Lawmakers critical of the BOE’s proposal are broadly aligned with this thinking. They argue that dynamic safeguards, combined with robust consumer protection and strict rules on reserve composition, would be more compatible with the UK’s desire to be a leader in digital assets. From their perspective, ownership caps are a crude tool that signal distrust of the very technologies the UK claims it wants to champion.
Implications for businesses and consumers
If implemented as outlined, the BOE’s caps and reserve rules would have tangible effects on both businesses and individual users. Large corporates and fintech firms might find that they cannot hold enough stablecoin balances to support large‑scale treasury operations, cross‑border settlements, or on‑chain liquidity provision. This could push them to base key functions in jurisdictions without such restrictions.
For retail users, a £10,000–£20,000 ceiling might not immediately bite, but over time it might limit the ability to use sterling stablecoins for higher‑value transactions, such as property‑related transfers, larger investments or international education and healthcare payments. If dollar‑denominated tokens are easier to use at scale, UK residents might increasingly denominate digital savings in foreign currencies, subtly weakening the role of sterling in the emerging digital economy.
Payment processors, exchanges and fintech apps would also have to redesign products to comply with the caps, adding friction at the very moment when user demand is gravitating toward instant, low‑cost digital payments. Lawmakers fear this could blunt the adoption curve, leaving UK consumers with fewer competitive options compared to their counterparts in markets with more enabling frameworks.
The strategic question: what role should the UK play?
Underlying the technical debate is a strategic question: does the UK want merely to “manage” the rise of stablecoins, or to shape it? As a historic financial centre with deep expertise in regulation, market infrastructure and legal services, the UK is well‑positioned to set high standards that others might emulate. But that influence depends on being home to significant stablecoin activity and innovation.

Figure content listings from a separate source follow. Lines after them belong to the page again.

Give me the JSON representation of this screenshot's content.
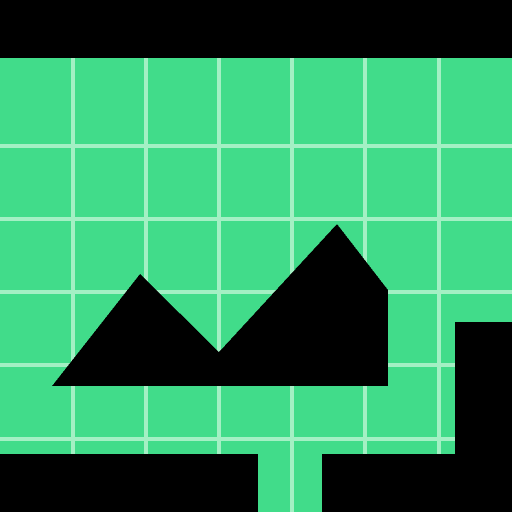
{
  "icon": {
    "name": "area-chart-icon",
    "description_free": true
  },
  "colors": {
    "background": "#000000",
    "panel": "#41dc8a",
    "grid_line": "#a3f0c4",
    "area_fill": "#000000"
  }
}
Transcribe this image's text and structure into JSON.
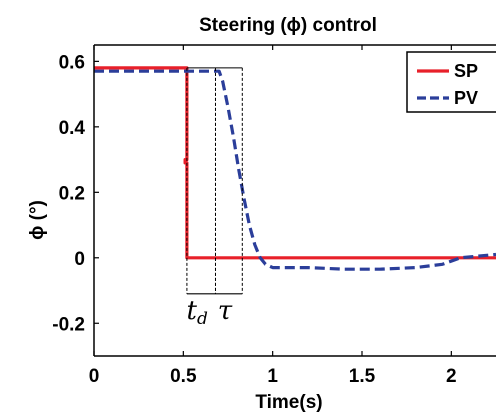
{
  "chart_data": {
    "type": "line",
    "title": "Steering (ϕ) control",
    "xlabel": "Time(s)",
    "ylabel": "ϕ (°)",
    "xlim": [
      0,
      2.25
    ],
    "ylim": [
      -0.3,
      0.65
    ],
    "xticks": [
      0,
      0.5,
      1,
      1.5,
      2
    ],
    "xtick_labels": [
      "0",
      "0.5",
      "1",
      "1.5",
      "2"
    ],
    "yticks": [
      -0.2,
      0,
      0.2,
      0.4,
      0.6
    ],
    "ytick_labels": [
      "-0.2",
      "0",
      "0.2",
      "0.4",
      "0.6"
    ],
    "legend_position": "top-right",
    "series": [
      {
        "name": "SP",
        "color": "#e8202a",
        "style": "solid",
        "x": [
          0,
          0.52,
          0.52,
          0.51,
          0.51,
          0.52,
          0.52,
          2.25
        ],
        "y": [
          0.58,
          0.58,
          0.3,
          0.3,
          0.29,
          0.29,
          0.0,
          0.0
        ]
      },
      {
        "name": "PV",
        "color": "#2b3e9a",
        "style": "dashed",
        "x": [
          0,
          0.68,
          0.7,
          0.72,
          0.75,
          0.78,
          0.81,
          0.84,
          0.87,
          0.9,
          0.93,
          0.96,
          1.0,
          1.2,
          1.4,
          1.6,
          1.8,
          1.95,
          2.0,
          2.05,
          2.25
        ],
        "y": [
          0.57,
          0.57,
          0.57,
          0.54,
          0.46,
          0.37,
          0.27,
          0.18,
          0.1,
          0.04,
          0.0,
          -0.02,
          -0.03,
          -0.03,
          -0.035,
          -0.035,
          -0.03,
          -0.02,
          -0.01,
          0.0,
          0.01
        ]
      }
    ],
    "annotations": [
      {
        "label": "t",
        "subscript": "d",
        "x_start": 0.52,
        "x_end": 0.68
      },
      {
        "label": "τ",
        "x_start": 0.68,
        "x_end": 0.83
      }
    ]
  }
}
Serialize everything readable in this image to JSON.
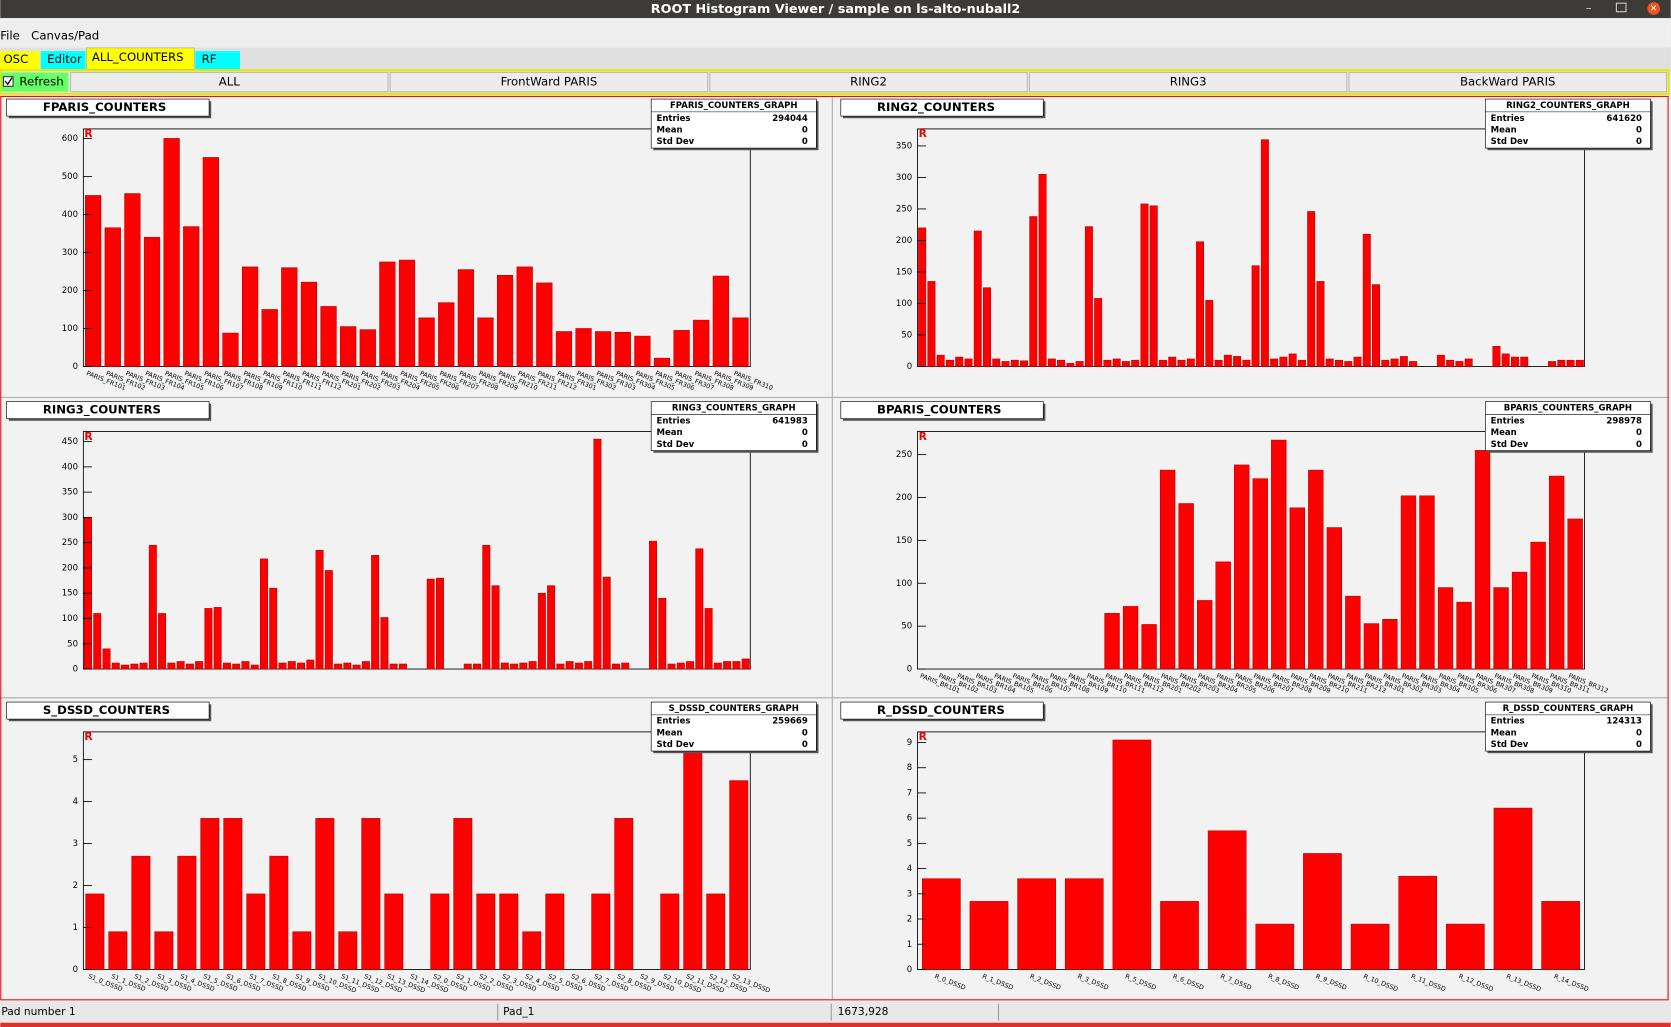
{
  "window": {
    "title": "ROOT Histogram Viewer / sample on ls-alto-nuball2"
  },
  "menu": [
    "File",
    "Canvas/Pad"
  ],
  "tabs": [
    "OSC",
    "Editor",
    "ALL_COUNTERS",
    "RF"
  ],
  "refresh": "Refresh",
  "buttons": [
    "ALL",
    "FrontWard PARIS",
    "RING2",
    "RING3",
    "BackWard PARIS"
  ],
  "status": [
    "Pad number 1",
    "Pad_1",
    "1673,928"
  ],
  "chart_data": [
    {
      "type": "bar",
      "title": "FPARIS_COUNTERS",
      "color": "#ff0000",
      "categories": [
        "PARIS_FR101",
        "PARIS_FR102",
        "PARIS_FR103",
        "PARIS_FR104",
        "PARIS_FR105",
        "PARIS_FR106",
        "PARIS_FR107",
        "PARIS_FR108",
        "PARIS_FR109",
        "PARIS_FR110",
        "PARIS_FR111",
        "PARIS_FR112",
        "PARIS_FR201",
        "PARIS_FR202",
        "PARIS_FR203",
        "PARIS_FR204",
        "PARIS_FR205",
        "PARIS_FR206",
        "PARIS_FR207",
        "PARIS_FR208",
        "PARIS_FR209",
        "PARIS_FR210",
        "PARIS_FR211",
        "PARIS_FR212",
        "PARIS_FR301",
        "PARIS_FR302",
        "PARIS_FR303",
        "PARIS_FR304",
        "PARIS_FR305",
        "PARIS_FR306",
        "PARIS_FR307",
        "PARIS_FR308",
        "PARIS_FR309",
        "PARIS_FR310"
      ],
      "values": [
        450,
        365,
        455,
        340,
        600,
        368,
        550,
        88,
        262,
        150,
        260,
        222,
        158,
        105,
        97,
        275,
        280,
        128,
        168,
        255,
        128,
        240,
        262,
        220,
        92,
        100,
        92,
        90,
        80,
        22,
        95,
        122,
        238,
        128
      ],
      "ylim": [
        0,
        625
      ],
      "yticks": [
        0,
        100,
        200,
        300,
        400,
        500,
        600
      ],
      "stats": {
        "title": "FPARIS_COUNTERS_GRAPH",
        "labels": [
          "Entries",
          "Mean",
          "Std Dev"
        ],
        "values": [
          294044,
          0,
          0
        ]
      }
    },
    {
      "type": "bar",
      "title": "RING2_COUNTERS",
      "color": "#ff0000",
      "categories": [
        null,
        null,
        null,
        null,
        null,
        null,
        null,
        null,
        null,
        null,
        null,
        null,
        null,
        null,
        null,
        null,
        null,
        null,
        null,
        null,
        null,
        null,
        null,
        null,
        null,
        null,
        null,
        null,
        null,
        null,
        null,
        null,
        null,
        null,
        null,
        null,
        null,
        null,
        null,
        null,
        null,
        null,
        null,
        null,
        null,
        null,
        null,
        null,
        null,
        null,
        null,
        null,
        null,
        null,
        null,
        null,
        null,
        null,
        null,
        null,
        null,
        null,
        null,
        null,
        null,
        null,
        null,
        null,
        null,
        null,
        null,
        null
      ],
      "values": [
        220,
        135,
        18,
        10,
        15,
        12,
        215,
        125,
        12,
        8,
        10,
        9,
        238,
        305,
        12,
        10,
        5,
        8,
        222,
        108,
        10,
        12,
        8,
        10,
        258,
        255,
        10,
        15,
        10,
        12,
        198,
        105,
        10,
        18,
        16,
        10,
        160,
        360,
        12,
        15,
        20,
        10,
        246,
        135,
        12,
        10,
        8,
        15,
        210,
        130,
        10,
        12,
        16,
        8,
        0,
        0,
        18,
        10,
        8,
        12,
        0,
        0,
        32,
        20,
        15,
        15,
        0,
        0,
        8,
        10,
        10,
        10
      ],
      "ylim": [
        0,
        377
      ],
      "yticks": [
        0,
        50,
        100,
        150,
        200,
        250,
        300,
        350
      ],
      "stats": {
        "title": "RING2_COUNTERS_GRAPH",
        "labels": [
          "Entries",
          "Mean",
          "Std Dev"
        ],
        "values": [
          641620,
          0,
          0
        ]
      }
    },
    {
      "type": "bar",
      "title": "RING3_COUNTERS",
      "color": "#ff0000",
      "categories": [
        null,
        null,
        null,
        null,
        null,
        null,
        null,
        null,
        null,
        null,
        null,
        null,
        null,
        null,
        null,
        null,
        null,
        null,
        null,
        null,
        null,
        null,
        null,
        null,
        null,
        null,
        null,
        null,
        null,
        null,
        null,
        null,
        null,
        null,
        null,
        null,
        null,
        null,
        null,
        null,
        null,
        null,
        null,
        null,
        null,
        null,
        null,
        null,
        null,
        null,
        null,
        null,
        null,
        null,
        null,
        null,
        null,
        null,
        null,
        null,
        null,
        null,
        null,
        null,
        null,
        null,
        null,
        null,
        null,
        null,
        null,
        null
      ],
      "values": [
        300,
        110,
        40,
        12,
        8,
        10,
        12,
        245,
        110,
        12,
        15,
        10,
        15,
        120,
        122,
        12,
        10,
        15,
        8,
        218,
        160,
        12,
        15,
        12,
        18,
        235,
        195,
        10,
        12,
        8,
        15,
        225,
        102,
        10,
        10,
        0,
        0,
        178,
        180,
        0,
        0,
        10,
        10,
        245,
        165,
        12,
        10,
        12,
        15,
        150,
        165,
        10,
        15,
        12,
        15,
        455,
        182,
        10,
        12,
        0,
        0,
        253,
        140,
        10,
        12,
        15,
        238,
        120,
        12,
        15,
        15,
        20
      ],
      "ylim": [
        0,
        470
      ],
      "yticks": [
        0,
        50,
        100,
        150,
        200,
        250,
        300,
        350,
        400,
        450
      ],
      "stats": {
        "title": "RING3_COUNTERS_GRAPH",
        "labels": [
          "Entries",
          "Mean",
          "Std Dev"
        ],
        "values": [
          641983,
          0,
          0
        ]
      }
    },
    {
      "type": "bar",
      "title": "BPARIS_COUNTERS",
      "color": "#ff0000",
      "categories": [
        "PARIS_BR101",
        "PARIS_BR102",
        "PARIS_BR103",
        "PARIS_BR104",
        "PARIS_BR105",
        "PARIS_BR106",
        "PARIS_BR107",
        "PARIS_BR108",
        "PARIS_BR109",
        "PARIS_BR110",
        "PARIS_BR111",
        "PARIS_BR112",
        "PARIS_BR201",
        "PARIS_BR202",
        "PARIS_BR203",
        "PARIS_BR204",
        "PARIS_BR205",
        "PARIS_BR206",
        "PARIS_BR207",
        "PARIS_BR208",
        "PARIS_BR209",
        "PARIS_BR210",
        "PARIS_BR211",
        "PARIS_BR212",
        "PARIS_BR301",
        "PARIS_BR302",
        "PARIS_BR303",
        "PARIS_BR304",
        "PARIS_BR305",
        "PARIS_BR306",
        "PARIS_BR307",
        "PARIS_BR308",
        "PARIS_BR309",
        "PARIS_BR310",
        "PARIS_BR311",
        "PARIS_BR312"
      ],
      "values": [
        0,
        0,
        0,
        0,
        0,
        0,
        0,
        0,
        0,
        0,
        65,
        73,
        52,
        232,
        193,
        80,
        125,
        238,
        222,
        267,
        188,
        232,
        165,
        85,
        53,
        58,
        202,
        202,
        95,
        78,
        255,
        95,
        113,
        148,
        225,
        175
      ],
      "ylim": [
        0,
        277
      ],
      "yticks": [
        0,
        50,
        100,
        150,
        200,
        250
      ],
      "stats": {
        "title": "BPARIS_COUNTERS_GRAPH",
        "labels": [
          "Entries",
          "Mean",
          "Std Dev"
        ],
        "values": [
          298978,
          0,
          0
        ]
      }
    },
    {
      "type": "bar",
      "title": "S_DSSD_COUNTERS",
      "color": "#ff0000",
      "categories": [
        "S1_0_DSSD",
        "S1_1_DSSD",
        "S1_2_DSSD",
        "S1_3_DSSD",
        "S1_4_DSSD",
        "S1_5_DSSD",
        "S1_6_DSSD",
        "S1_7_DSSD",
        "S1_8_DSSD",
        "S1_9_DSSD",
        "S1_10_DSSD",
        "S1_11_DSSD",
        "S1_12_DSSD",
        "S1_13_DSSD",
        "S1_14_DSSD",
        "S2_0_DSSD",
        "S2_1_DSSD",
        "S2_2_DSSD",
        "S2_3_DSSD",
        "S2_4_DSSD",
        "S2_5_DSSD",
        "S2_6_DSSD",
        "S2_7_DSSD",
        "S2_8_DSSD",
        "S2_9_DSSD",
        "S2_10_DSSD",
        "S2_11_DSSD",
        "S2_12_DSSD",
        "S2_13_DSSD"
      ],
      "values": [
        1.8,
        0.9,
        2.7,
        0.9,
        2.7,
        3.6,
        3.6,
        1.8,
        2.7,
        0.9,
        3.6,
        0.9,
        3.6,
        1.8,
        0,
        1.8,
        3.6,
        1.8,
        1.8,
        0.9,
        1.8,
        0,
        1.8,
        3.6,
        0,
        1.8,
        5.6,
        1.8,
        4.5
      ],
      "ylim": [
        0,
        5.66
      ],
      "yticks": [
        0,
        1,
        2,
        3,
        4,
        5
      ],
      "stats": {
        "title": "S_DSSD_COUNTERS_GRAPH",
        "labels": [
          "Entries",
          "Mean",
          "Std Dev"
        ],
        "values": [
          259669,
          0,
          0
        ]
      }
    },
    {
      "type": "bar",
      "title": "R_DSSD_COUNTERS",
      "color": "#ff0000",
      "categories": [
        "R_0_DSSD",
        "R_1_DSSD",
        "R_2_DSSD",
        "R_3_DSSD",
        "R_5_DSSD",
        "R_6_DSSD",
        "R_7_DSSD",
        "R_8_DSSD",
        "R_9_DSSD",
        "R_10_DSSD",
        "R_11_DSSD",
        "R_12_DSSD",
        "R_13_DSSD",
        "R_14_DSSD"
      ],
      "values": [
        3.6,
        2.7,
        3.6,
        3.6,
        9.1,
        2.7,
        5.5,
        1.8,
        4.6,
        1.8,
        3.7,
        1.8,
        6.4,
        2.7
      ],
      "ylim": [
        0,
        9.42
      ],
      "yticks": [
        0,
        1,
        2,
        3,
        4,
        5,
        6,
        7,
        8,
        9
      ],
      "stats": {
        "title": "R_DSSD_COUNTERS_GRAPH",
        "labels": [
          "Entries",
          "Mean",
          "Std Dev"
        ],
        "values": [
          124313,
          0,
          0
        ]
      }
    }
  ]
}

If activity migrates abroad, the UK’s leverage over global norms diminishes. In that scenario, British regulators could find themselves reacting to standards set elsewhere rather than leading the conversation. The lawmakers’ letter implicitly warns that a defensive, inward‑looking stance might protect incumbents in the short term, but at the cost of long‑term relevance.
To avoid this outcome, the authors argue that the UK’s stablecoin regime should be benchmarked against “leading international models.” That does not mean copying any one country, but it does require ensuring that UK rules are competitive on key dimensions: clarity, proportionality, and openness to cross‑border use, provided robust safeguards are in place.
What happens next?
The BOE’s consultation process allows policymakers, industry participants and civil society to submit formal responses. The letter from MPs and peers signals that political scrutiny of the Bank’s approach will intensify, especially if final rules still include tight ownership caps and rigid reserve requirements.
The Treasury and the FCA, meanwhile, will continue to develop complementary frameworks for broader cryptoassets and for stablecoin‑based payment systems. The timeline stretching to 2026 suggests there is still room for negotiation and recalibration, particularly as international standards evolve and more real‑world data on stablecoin usage becomes available.
For now, the UK faces a delicate balancing act: protecting financial stability and consumers while fostering a regulatory climate that allows responsible innovation to flourish. The outcome of this debate over stablecoin caps will be an early test of whether the country can translate its rhetoric about digital leadership into a practical, competitive rulebook that attracts, rather than repels, the next wave of financial technology.